Saturday, April 18, 2015

Birthday, Running Buddies, and a Lost Cell Phone

Birthday: 67!
       We celebrated my 67th birthday with pizza lunch at the only restaurant in the dusty shopping town 25 km from us, with a volunteer from our group (left) and a volunteer in the newer group who was visited by her husband,  from their home in Alaska.  They were just back from seeing the game in Botswana, at Chobe. 
Both volunteers live near the town where we met them, but the visiting husband had rented a car, so they drove us back to our site, after a big grocery shopping binge - a true birthday celebration!
Running Buddies
      Last week  I started off on my customary run.
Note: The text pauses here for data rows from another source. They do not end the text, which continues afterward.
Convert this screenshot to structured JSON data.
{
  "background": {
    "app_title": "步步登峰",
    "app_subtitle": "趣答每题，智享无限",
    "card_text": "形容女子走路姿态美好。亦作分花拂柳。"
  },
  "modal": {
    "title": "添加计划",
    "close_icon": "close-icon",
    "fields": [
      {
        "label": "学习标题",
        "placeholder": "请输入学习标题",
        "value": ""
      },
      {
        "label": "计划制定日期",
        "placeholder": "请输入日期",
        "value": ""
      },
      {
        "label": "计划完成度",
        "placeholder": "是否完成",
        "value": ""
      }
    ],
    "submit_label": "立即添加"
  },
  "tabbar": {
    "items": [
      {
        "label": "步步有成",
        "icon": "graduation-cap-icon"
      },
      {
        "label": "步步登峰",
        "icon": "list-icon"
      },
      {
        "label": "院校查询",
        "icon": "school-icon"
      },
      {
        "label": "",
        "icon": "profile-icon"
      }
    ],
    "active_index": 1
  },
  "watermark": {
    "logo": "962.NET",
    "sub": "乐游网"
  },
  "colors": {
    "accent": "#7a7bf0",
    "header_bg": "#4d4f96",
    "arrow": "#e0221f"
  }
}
A slender dark  figure raced out to join me - Bonkhe, age 12,  4th grade last year at the "poorer" school nearby.  We only teach grades 5 and 6, and Bonkhe was very proud to tell us at the end of last school year that his teacher was sure  he would be promoted to grade 5, where we would teach him.  Alas, when the new school year started in January, it turned out he had failed English, which automatically precluded promotion, but he still makes a point of greeting us at school, and around the community.
        Bonkhe kept pace with me on my run 2 weeks ago, and, on our way back, which was slightly uphill, his pace pushed me a little harder than I would have chosen had I been alone.  I do yoga stretches at the mid-point turnaround of the run; I don't know the siSwati word for that, and Bonkhe doesn't really get the point, but he imitates my triginashina (spelling?); the one-legged holding the foot by the butt stretch eludes him.
      When I started my  run earlier this week I hollered for him and he immediately came sprinting to the path, and we ran well together.  I've taken to running shirtless so as not to trash a shirt; they already know I'm odd, so going around shirtless can't be that much of a shock by now.  1/2 way through the run Bonkhe pulled off his shirt, but he was careful to put it back on when he returned to his homestead.
      Oh, perhaps I should mention, the first time Bonke ran with me, he ran barefoot.  I run in expensive REI "trail running" shoes, more like low cut boots, now a little bedraggled.  And I've used pliers to pull an acacia thorn out of those boots, that came all the way through to my foot.  This week when Bonkhe ran out to join me he was running in crocs, more like bedroom slippers.  Seemed to work just fine for him.
Here he is with other kids from the surrounding homesteads. 
CONDOM PRACTICE AT THE HIGH SCHOOL
             Last week, with the help of one of the smart young science teachers at our high school,  we  arranged to give condom use demonstrations to each of the science classes - she thought it important to get to the students before they went on break.  Two girls have dropped out in the past 2 weeks because of pregnancy - pregnant girls are not allowed to attend school.   We reached all 420 students at the high school, giving all the boys a chance to put male condom on model penises (slightly larger than life size (at least, I think so!)), and the girls a chance to do that one, and the same for a female condom on our model of female genitalia.
           It is well we now have 2 weeks of break;  you relate differently to a student after you explain to him or her that after climax they must firmly grasp the base of the penis while it is still stiff, holding onto the condom, now full, before sliding it out of the vagina, to be sure the condom does not slip off.    We got some questions that seemed to have been searching for an answer for a long time, and some students were very serious; others were silly, the way teenagers working with plastic penises and vulvas are bound to be.
       Here are our models in our dish rack after we cleaned them up after last use.
THE PURLOINED CELL PHONE
         We each teach a section of Form 4 (junior) English language once a week at the local high school, and we assigned them homework of taking a book out of the school library and reading it and writing a report over break.  Here they are thronging the library. 
PIC
Unfortunately I did not keep watch over my backpack and my cell phone, with 2 years' worth of phone numbers, has disappeared.  This is a common occurrence, so, as instructed, a day later I filed a police report in our local shopping town, 15 miles away.
     The police were very responsive and helpful, and quickly took a statement, but whoever trains the Royal Swazi Police has been reading too many British detective novels;  I don't recall saying, as part of my statement "On that fateful day" (seriously) nor would my description of what I wrote on the board in my Form 4 section's room ("I lost my cell phone in the library - there's a reward!") have been phrased that I "immediately raised an alarm."

      As instructed we went from the police station to the phone company office nearby, who sent us back to the police station for another paper, which we obtained after paying about $US 1 at the nearby Department of Revenue office and taking that receipt back to the police, who now said we needed to go to Manzini, to the main phone company office, to initiate tracing the phone.  When we got there 2 days later the phone company said we needed another kind of paper from the police back at the station where we'd filed the original report. We tried the Manzini police, who also said to go back to our shopping town for that paper and bring it back to the Manzini phone company.  But we're giving up on that official process; the phone company estimates it takes months to trace a phone, once the paperwork is in order!  A teacher at the high school is going to call the girlfriend of another teacher, because the girlfriend works at the phone company and, with information from the police report, may be able to get the tracing done in a few days.